How sport wins at wellbeing
Sport doesn't just have physical benefits. It's also a great way to socialise, have fun and improve your wellbeing. Joe Gorman explores all the good stuff that comes along with sport.
This can help if:
you’re curious about the links between exercise and mental health
you want inspiration to get involved in sport
you want to know how sport can help with stress.
Sport is fun
A famous American footballer once said, ‘You know what my favourite part of the game is? The opportunity to play.’ These days, we’re being fed more sport than ever. Television stations cover the cricket, the NRL and the AFL, while there are countless ways to talk or read about sport on the internet. We can even ‘play’ sport on the X Box or the computer, taking the reins of Manchester United on the virtual football field or impersonating Tony Hawk at the skate park.

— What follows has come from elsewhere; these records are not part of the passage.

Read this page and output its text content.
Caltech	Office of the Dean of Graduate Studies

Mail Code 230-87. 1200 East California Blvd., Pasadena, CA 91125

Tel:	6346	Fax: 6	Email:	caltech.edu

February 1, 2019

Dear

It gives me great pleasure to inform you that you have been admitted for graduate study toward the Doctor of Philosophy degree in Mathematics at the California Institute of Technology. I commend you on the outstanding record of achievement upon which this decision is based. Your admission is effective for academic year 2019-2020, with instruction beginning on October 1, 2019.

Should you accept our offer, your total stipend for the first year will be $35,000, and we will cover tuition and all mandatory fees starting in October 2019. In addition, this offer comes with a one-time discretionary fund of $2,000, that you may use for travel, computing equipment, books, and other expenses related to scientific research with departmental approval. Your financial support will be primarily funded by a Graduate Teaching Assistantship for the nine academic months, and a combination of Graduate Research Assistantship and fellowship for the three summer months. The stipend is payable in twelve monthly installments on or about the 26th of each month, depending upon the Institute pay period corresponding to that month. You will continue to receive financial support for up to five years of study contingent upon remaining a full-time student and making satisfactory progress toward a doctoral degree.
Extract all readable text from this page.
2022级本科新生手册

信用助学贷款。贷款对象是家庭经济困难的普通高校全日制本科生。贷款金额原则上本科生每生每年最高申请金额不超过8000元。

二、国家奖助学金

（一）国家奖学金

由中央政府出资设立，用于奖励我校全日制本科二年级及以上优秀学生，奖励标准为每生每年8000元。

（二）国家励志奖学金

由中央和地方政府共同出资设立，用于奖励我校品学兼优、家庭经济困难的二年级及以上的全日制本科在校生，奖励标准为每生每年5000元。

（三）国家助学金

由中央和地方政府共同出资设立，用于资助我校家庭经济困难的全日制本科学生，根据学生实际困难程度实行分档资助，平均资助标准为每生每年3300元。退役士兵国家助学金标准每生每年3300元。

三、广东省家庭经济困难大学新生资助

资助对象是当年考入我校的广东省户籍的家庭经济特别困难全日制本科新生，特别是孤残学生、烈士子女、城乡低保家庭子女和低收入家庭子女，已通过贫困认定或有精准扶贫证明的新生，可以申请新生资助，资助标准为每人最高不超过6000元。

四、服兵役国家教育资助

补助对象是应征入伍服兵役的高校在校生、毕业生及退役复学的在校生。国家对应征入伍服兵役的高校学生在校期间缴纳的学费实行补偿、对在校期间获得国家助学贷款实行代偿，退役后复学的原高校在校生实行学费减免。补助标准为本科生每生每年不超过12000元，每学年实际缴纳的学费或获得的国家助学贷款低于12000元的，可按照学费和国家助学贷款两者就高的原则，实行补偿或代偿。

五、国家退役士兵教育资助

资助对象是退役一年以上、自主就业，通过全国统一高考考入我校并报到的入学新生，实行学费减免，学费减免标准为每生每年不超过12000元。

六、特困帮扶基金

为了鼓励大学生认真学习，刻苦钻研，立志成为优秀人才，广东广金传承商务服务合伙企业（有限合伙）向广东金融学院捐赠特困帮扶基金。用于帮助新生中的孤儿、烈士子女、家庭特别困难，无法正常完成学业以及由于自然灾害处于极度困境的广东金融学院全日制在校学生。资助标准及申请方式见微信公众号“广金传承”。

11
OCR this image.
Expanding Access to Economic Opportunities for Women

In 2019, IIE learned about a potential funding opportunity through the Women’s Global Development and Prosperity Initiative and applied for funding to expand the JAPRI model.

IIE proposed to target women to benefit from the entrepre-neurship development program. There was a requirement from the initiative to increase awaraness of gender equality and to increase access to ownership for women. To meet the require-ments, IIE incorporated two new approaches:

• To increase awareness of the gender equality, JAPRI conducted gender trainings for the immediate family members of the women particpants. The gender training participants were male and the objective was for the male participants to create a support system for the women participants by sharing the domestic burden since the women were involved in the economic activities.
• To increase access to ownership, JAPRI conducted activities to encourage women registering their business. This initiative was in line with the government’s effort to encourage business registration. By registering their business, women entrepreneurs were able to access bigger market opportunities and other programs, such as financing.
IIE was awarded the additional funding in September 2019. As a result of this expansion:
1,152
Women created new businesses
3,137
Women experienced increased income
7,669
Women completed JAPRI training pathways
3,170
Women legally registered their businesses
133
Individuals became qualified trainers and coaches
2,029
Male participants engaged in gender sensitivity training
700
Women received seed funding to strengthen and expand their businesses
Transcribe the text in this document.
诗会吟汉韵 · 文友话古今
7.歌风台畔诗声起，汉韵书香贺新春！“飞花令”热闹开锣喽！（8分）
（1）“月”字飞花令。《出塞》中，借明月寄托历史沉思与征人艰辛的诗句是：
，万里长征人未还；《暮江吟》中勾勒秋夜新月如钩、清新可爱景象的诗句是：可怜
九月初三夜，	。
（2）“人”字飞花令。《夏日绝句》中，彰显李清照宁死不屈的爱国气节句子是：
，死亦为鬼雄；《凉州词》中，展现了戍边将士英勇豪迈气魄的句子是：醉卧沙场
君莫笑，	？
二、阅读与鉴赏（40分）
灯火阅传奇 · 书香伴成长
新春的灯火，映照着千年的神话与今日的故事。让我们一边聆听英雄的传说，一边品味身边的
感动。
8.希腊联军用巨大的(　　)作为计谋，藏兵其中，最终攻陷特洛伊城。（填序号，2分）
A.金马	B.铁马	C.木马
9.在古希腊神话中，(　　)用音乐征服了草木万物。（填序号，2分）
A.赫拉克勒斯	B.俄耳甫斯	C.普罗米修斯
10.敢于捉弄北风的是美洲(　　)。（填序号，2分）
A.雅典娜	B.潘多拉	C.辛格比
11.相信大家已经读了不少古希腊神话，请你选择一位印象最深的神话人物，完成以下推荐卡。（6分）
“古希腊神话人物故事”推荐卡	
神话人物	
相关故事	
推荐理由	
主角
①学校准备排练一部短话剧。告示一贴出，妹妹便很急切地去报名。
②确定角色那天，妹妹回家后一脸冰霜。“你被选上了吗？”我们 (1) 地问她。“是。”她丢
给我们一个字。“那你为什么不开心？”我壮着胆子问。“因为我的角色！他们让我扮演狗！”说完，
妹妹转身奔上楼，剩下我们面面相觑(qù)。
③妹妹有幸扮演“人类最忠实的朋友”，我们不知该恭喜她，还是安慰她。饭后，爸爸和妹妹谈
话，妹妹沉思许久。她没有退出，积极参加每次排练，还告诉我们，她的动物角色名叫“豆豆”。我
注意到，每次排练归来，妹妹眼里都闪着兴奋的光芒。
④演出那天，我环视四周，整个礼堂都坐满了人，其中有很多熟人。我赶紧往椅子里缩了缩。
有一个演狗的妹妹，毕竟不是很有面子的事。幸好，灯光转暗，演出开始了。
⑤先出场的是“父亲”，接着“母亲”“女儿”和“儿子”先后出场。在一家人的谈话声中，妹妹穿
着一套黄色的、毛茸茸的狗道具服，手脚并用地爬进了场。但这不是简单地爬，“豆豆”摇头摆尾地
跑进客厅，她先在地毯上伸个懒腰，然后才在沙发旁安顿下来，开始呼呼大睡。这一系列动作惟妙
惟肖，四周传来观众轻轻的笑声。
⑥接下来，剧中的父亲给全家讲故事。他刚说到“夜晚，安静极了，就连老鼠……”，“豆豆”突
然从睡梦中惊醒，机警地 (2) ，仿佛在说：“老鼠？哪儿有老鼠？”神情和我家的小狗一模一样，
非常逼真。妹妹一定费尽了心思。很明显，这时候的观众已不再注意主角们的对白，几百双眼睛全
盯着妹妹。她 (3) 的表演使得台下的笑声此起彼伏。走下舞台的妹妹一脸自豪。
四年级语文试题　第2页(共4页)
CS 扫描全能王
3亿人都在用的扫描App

But, in the end, all this is just a distraction from the real fun of actually playing sport. Whether you’re part of an organised team on the weekends, at the oval during lunch breaks from work or school, or even out on your own, nothing beats the simple pleasure of playing a sport. It’s a chance for us to compete, to bond with friends and family, and to be active.
Sport builds character
More than just benefiting your physical health, sport is also great for building character. It’s said that to know how to win, you must first know how to lose. Anybody who has lost a grand final, missed an open goal, or gotten out for a duck knows how deeply sport can affect us on an emotional level.
It’s not just about winning
Still, temporary setbacks only make participating in sport a richer experience. I remember my soccer team going through a nasty losing streak. What started as a miserable experience ended up bringing the team closer together, as we fought to win just one game.
As we were only kids, our coaches decided that the best way to keep our spirits up was to give us a fun incentive. If we won a game, they promised to let us throw water bombs at them. Week after week, they brought a packet of water bombs to the game just in case we won. But we kept losing. Even so, at the end of the season we hurled the water bombs at our two coaches, and eventually at each other.
It was a strange kind of bonding experience, especially during a cold winter, but it was an excellent reminder that losing isn’t the end of the world. We had great fun. I remember that season more fondly than all the others, even though we finished in last place.
Stress less off the field
Sometimes, going for a jog, swimming laps at the pool, playing a round of golf or riding your bike can be a way of freeing your mind of things that are worrying you. Once you get into a rhythm, the stresses of work, school or uni fade away. There are few better ways to put the mind at ease.
Psychologists refer to totally immersing yourself in an activity as the ‘flow theory’. Playing sport has huge benefits in terms of improved concentration and focus. Whether you’re part of a team trying to win a football match, or on your own attempting learn a new dance routine, all of life’s other stresses seem to slip away.
We all have to deal with our own personal pressures, anxieties and setbacks. When we can, it’s good to talk about these things with friends and family. But sometimes, it’s also nice just to free our minds and do something that makes us happy, such as kick a ball around or practise yoga.